Sans surprise, la scénographie d'Hermanis réalise un compromis de grande qualité construit autour de la personnalité de Mary, excellemment interprétée par une Laura Aikin en état de grâce. Son incarnation de femme-enfant a le mérite de se différencier de Lulu de Berg, son autre rôle fétiche [lire notre entretien]. Les figures féminines sont traitées comme un kaléidoscope autour du personnage originel de Mary. Ariane Baumgartner est parfaite dans le costume de Charlotte, héroïne frustrée et velléitaire. Cornelia Kallisch et Renée Morloc – respectivement les mères de Wesener et de Stolzius – associent rigueur et présence scénique. Seule la comtesse de Gabriela Beňačková ne peut dissimuler une voix qui se dérobe dans les redoutables aigus de sa partie. Les soldats sont saisis comme les composants d'un même ensemble – ne parle-t-on pas de « corps d'armée » ? –, des corps libidineux dont la vraie nature se dévoile quand sont projetées des images médicales de malformations physiques qui viennent remplacer la désuète pornographie sépia.

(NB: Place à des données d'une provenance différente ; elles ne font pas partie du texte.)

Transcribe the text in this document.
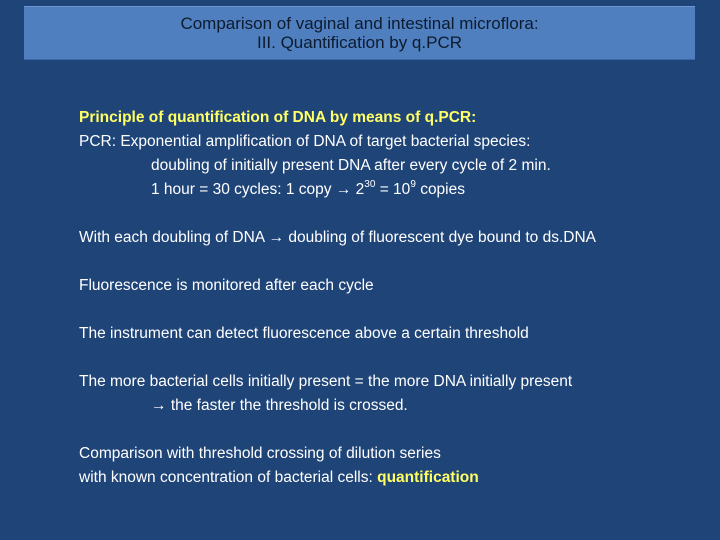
Comparison of vaginal and intestinal microflora:
III. Quantification by q.PCR
Principle of quantification of DNA by means of q.PCR:
PCR: Exponential amplification of DNA of target bacterial species:
doubling of initially present DNA after every cycle of 2 min.
1 hour = 30 cycles: 1 copy → $2^{30} = 10^9$ copies
With each doubling of DNA → doubling of fluorescent dye bound to ds.DNA
Fluorescence is monitored after each cycle
The instrument can detect fluorescence above a certain threshold
The more bacterial cells initially present = the more DNA initially present
→ the faster the threshold is crossed.
Comparison with threshold crossing of dilution series
with known concentration of bacterial cells: quantification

Le Stolzius de Tomasz Konieczny [lire nos chroniques du 1er juin 2010 et du 6 octobre 2011] domine les débats d'une voix sans doute un rien trop rayonnante pour un personnage assujetti durant la quasi-totalité de l’opéra. Daniel Brenna assume le fiel lubrique de Desportes, jusqu'à déchirer littéralement ses aigus dans les spasmes de l'empoisonnement. Alfred Muff surprend son monde en portant à bout de bras un Wesener fort impressionnant.

La précision de l'écriture de Zimmermann sait mettre en valeur les voix et ne joue jamais à rebours de leur nature propre. Die Soldaten est la plus parfaite démonstration qu'un opéra « moderne » n'oublie pas la leçon des ouvrages qui le précèdent tout en transcendant le style et les moyens techniques d'un art du chant toujours renouvelé. Sans atteindre le degré de violence qu'on pouvait espérer, la représentation de l'œuvre au Festival de Salzbourg lui a assuré sa place parmi les grands chefs-d'œuvre du répertoire.